個人事業主では、社会保険を自ら支払わなければいけません。サラリーマンであれば、社会保険に関わる金額の半分を会社が出してくれていました。しかし、フリーランスなどの個人事業主では、これらがすべて自己負担になります。

その中でも、医療保険の占める割合は大きいです。医療保険に加入しているからこそ、あなたは3割負担という低価格で高度な医療を受けることができるのです。しかし、フリーランスにとって医療保険の値段は大きな負担になることも事実です。

健康保険と国民健康保険

フリーランスの場合、理解すべき重要な社会保険としては医療保険と年金保険の2つがあります。その中でも、このページでは医療保険に焦点を当てていきます。

日本には国民皆保険制度があり、全員が医療保険に加入しなければいけません。世界的にも優れている制度ですが、会社員を辞めて個人事業主になると、その負担額の大きさに愕然とする人は多いです。

医療保険には種類があります。まず、サラリーマンが加入する医療保険を健康保険といいます。会社に属している人が入る保険であるため、従業員に限らず社長や会社役員も健康保険に加入します。

一方、個人事業主など会社に属さない人が加入する保険が国民健康保険です。フリーランスで活躍するとなると、健康保険に入ることはできません。会社から毎月決まったお金が振り込まれるわけではない場合、ほぼ強制的に国民健康保険に入ると思ってください。

ただし例外はあります。従業員が会社を脱サラして個人事業主へ転向したとき、それまで会社に入っていた医療保険へ2年間は継続して加入できます。これを、任意継続といいます。

多くの場合、国民健康保険に加入するよりも任意継続にした方が安くなります。そのため、任意継続を選択する人は多いです。
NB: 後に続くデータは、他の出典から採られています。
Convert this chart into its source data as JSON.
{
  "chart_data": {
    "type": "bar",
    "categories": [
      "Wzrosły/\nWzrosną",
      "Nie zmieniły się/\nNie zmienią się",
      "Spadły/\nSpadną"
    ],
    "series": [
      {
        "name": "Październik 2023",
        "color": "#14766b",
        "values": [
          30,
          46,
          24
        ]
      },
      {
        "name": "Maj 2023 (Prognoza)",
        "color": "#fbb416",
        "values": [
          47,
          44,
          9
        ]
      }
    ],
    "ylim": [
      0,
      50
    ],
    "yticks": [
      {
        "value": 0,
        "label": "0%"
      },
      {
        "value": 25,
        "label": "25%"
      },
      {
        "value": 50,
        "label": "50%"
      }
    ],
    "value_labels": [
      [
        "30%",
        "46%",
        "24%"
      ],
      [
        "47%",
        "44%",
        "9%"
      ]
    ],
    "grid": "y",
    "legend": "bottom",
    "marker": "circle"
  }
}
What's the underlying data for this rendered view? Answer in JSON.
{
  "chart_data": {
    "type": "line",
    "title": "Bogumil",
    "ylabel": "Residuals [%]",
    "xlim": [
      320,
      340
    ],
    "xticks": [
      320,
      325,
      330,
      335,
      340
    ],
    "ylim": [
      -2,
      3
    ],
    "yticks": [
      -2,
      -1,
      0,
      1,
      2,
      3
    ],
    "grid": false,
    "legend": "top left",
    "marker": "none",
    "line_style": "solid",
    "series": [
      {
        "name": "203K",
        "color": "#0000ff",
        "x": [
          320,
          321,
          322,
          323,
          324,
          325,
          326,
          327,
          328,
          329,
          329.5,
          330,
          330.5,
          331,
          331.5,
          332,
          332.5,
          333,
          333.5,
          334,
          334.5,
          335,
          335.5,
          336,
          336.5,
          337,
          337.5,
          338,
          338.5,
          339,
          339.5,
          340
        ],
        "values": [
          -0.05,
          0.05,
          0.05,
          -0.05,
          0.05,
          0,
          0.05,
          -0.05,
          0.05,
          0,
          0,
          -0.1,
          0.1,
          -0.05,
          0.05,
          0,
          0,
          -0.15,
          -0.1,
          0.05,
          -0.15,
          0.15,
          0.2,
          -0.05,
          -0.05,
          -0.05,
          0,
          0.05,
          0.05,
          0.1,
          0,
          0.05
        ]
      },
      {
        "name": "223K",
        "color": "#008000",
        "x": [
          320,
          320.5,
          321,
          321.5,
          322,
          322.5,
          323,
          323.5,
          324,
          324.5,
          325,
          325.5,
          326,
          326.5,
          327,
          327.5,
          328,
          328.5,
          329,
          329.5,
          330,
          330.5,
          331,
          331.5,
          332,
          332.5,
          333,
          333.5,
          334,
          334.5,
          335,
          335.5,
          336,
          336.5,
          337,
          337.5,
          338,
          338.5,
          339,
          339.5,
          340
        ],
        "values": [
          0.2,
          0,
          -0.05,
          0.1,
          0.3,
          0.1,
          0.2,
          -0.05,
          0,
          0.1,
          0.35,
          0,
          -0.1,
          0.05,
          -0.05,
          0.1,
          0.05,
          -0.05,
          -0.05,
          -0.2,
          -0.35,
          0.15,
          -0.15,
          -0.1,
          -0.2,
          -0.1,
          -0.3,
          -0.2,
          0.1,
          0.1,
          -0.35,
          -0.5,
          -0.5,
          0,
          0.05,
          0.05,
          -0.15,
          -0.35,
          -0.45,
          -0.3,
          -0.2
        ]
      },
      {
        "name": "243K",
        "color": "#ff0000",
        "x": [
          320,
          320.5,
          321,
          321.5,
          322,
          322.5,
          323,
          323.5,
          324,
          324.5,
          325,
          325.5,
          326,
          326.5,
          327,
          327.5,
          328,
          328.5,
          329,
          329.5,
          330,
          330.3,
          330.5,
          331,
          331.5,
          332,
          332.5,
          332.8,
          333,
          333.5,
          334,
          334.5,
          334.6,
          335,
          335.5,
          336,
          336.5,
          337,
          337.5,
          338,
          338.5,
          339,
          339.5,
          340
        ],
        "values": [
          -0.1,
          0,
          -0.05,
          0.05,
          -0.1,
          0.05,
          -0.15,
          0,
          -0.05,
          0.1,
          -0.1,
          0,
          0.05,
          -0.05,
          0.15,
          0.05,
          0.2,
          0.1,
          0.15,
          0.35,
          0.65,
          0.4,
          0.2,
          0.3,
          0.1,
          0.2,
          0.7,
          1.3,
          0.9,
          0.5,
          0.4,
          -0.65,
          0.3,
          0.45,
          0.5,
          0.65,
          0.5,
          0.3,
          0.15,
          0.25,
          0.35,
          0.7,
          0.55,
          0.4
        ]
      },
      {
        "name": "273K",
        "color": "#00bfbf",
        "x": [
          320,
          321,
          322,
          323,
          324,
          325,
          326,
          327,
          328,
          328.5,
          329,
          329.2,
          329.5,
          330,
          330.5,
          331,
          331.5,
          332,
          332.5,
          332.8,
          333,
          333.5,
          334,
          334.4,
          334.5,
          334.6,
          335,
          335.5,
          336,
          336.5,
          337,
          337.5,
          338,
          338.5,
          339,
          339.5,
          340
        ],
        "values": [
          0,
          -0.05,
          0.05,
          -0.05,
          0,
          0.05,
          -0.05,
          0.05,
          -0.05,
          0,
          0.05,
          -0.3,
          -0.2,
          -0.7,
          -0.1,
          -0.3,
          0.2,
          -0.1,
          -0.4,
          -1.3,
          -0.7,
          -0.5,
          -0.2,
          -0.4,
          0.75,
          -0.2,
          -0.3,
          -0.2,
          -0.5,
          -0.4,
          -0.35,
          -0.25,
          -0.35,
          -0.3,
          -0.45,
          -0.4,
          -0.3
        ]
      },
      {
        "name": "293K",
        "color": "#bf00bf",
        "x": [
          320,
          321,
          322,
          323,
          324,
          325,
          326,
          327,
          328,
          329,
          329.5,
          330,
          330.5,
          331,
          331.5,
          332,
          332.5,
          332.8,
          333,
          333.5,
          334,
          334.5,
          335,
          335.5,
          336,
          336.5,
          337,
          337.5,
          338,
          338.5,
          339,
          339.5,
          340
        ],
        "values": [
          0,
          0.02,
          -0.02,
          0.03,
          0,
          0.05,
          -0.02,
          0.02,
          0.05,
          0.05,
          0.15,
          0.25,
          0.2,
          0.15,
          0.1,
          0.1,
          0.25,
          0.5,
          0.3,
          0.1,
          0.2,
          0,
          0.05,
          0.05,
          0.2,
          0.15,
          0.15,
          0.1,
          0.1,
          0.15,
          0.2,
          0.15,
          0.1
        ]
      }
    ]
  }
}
ただ、国民健康保険の額は前年度の所得に応じて変動します。フリーランス初年度は稼ぎの少ない人が大多数なので、次の年からは国民健康保険に乗り換えた方が圧倒的に安くなる方がたくさん表れます。このときは、遠慮なく健康保険から国民健康保険へ変えましょう。

もちろん、注意点はあります。会社員が入れる健康保険は個人事業主が加入する国民健康保険に比べて、その内容が優れているケースが多いです。これを見極めたうえで、どちらが良いのか検討してください。

例えば、事故などによって大きな手術を行うとなると、莫大な医療費がかかります。3割負担に抑えられるものの、それでも手術の種類や使用する薬によっては何十万円にものぼることがあります。

このときは高額療養費制度が適応され、ある一定額以上の医療費は払い戻されるようになっています。大雑把に考えると、国民健康保険では医療機関にかかったときの自己負担額がひと月で約8万円を超えると、それ以降のお金が戻ってきます。

一方、サラリーマンが加入する健康保険の種類にもよりますが、高額療養費を適応するラインが国民健康保険よりも低いことは多いです。例えば、私がサラリーマン時代に加入していた会社の健康保険であれば、「2万8,000円を超えたときから高額療養費が適応される」という内容でした。

この事実を踏まえると、一概に「負担額が少ないから国民健康保険に変えれば良い」とはいえないことが分かります。大きな怪我をしたときは、任意継続を続けていればよかったと後悔します。保険の内容を見比べて慎重に決めなければいけません。

医療保険の額が2倍になる

脱サラして任意継続するとなると、医療保険の額がものすごく高いことに誰もが驚きます。それも当然のことであり、これまでは会社が半分を負担してくれていたので、健康保険の額が単純に2倍になります。

サラリーマンをしていると、支払われる給料にしか目がいきません。しかし、実際に独立すると、これまで会社が多くの負担をしてくれていた事実に気がつきます。社会保険を含めてすべてが自腹であるため、サラリーマン時代と同じ額の稼ぎでは手元に残るお金が圧倒的に少なくなります。

なお、国民健康保険は世帯単位で保険料の額が決まります。世帯全体の所得に応じて支払うべき額は変動しますが、住んでいる地域によってもその基準が違います。扶養している人の数によっても異なり、その分だけ金額は上昇します。

一方、サラリーマンの健康保険であれば、扶養者の数が増えても負担額は増加しません。しかも、前述の通り会社が半分を負担してくれているため、個人事業主と比べるとかなり優遇されていることが分かります。

他にも、会社員は社会保険の面で手厚い面は多々あります。こう考えると、フリーランスなどの個人事業主として独立する場合、かなりの勇気を必要とすることが分かります。

ちなみに、支払った保険料は売上から全額控除できます。これを社会保険料控除といいます。その分だけ税金が少なくなるため、その点に関しては安心できます。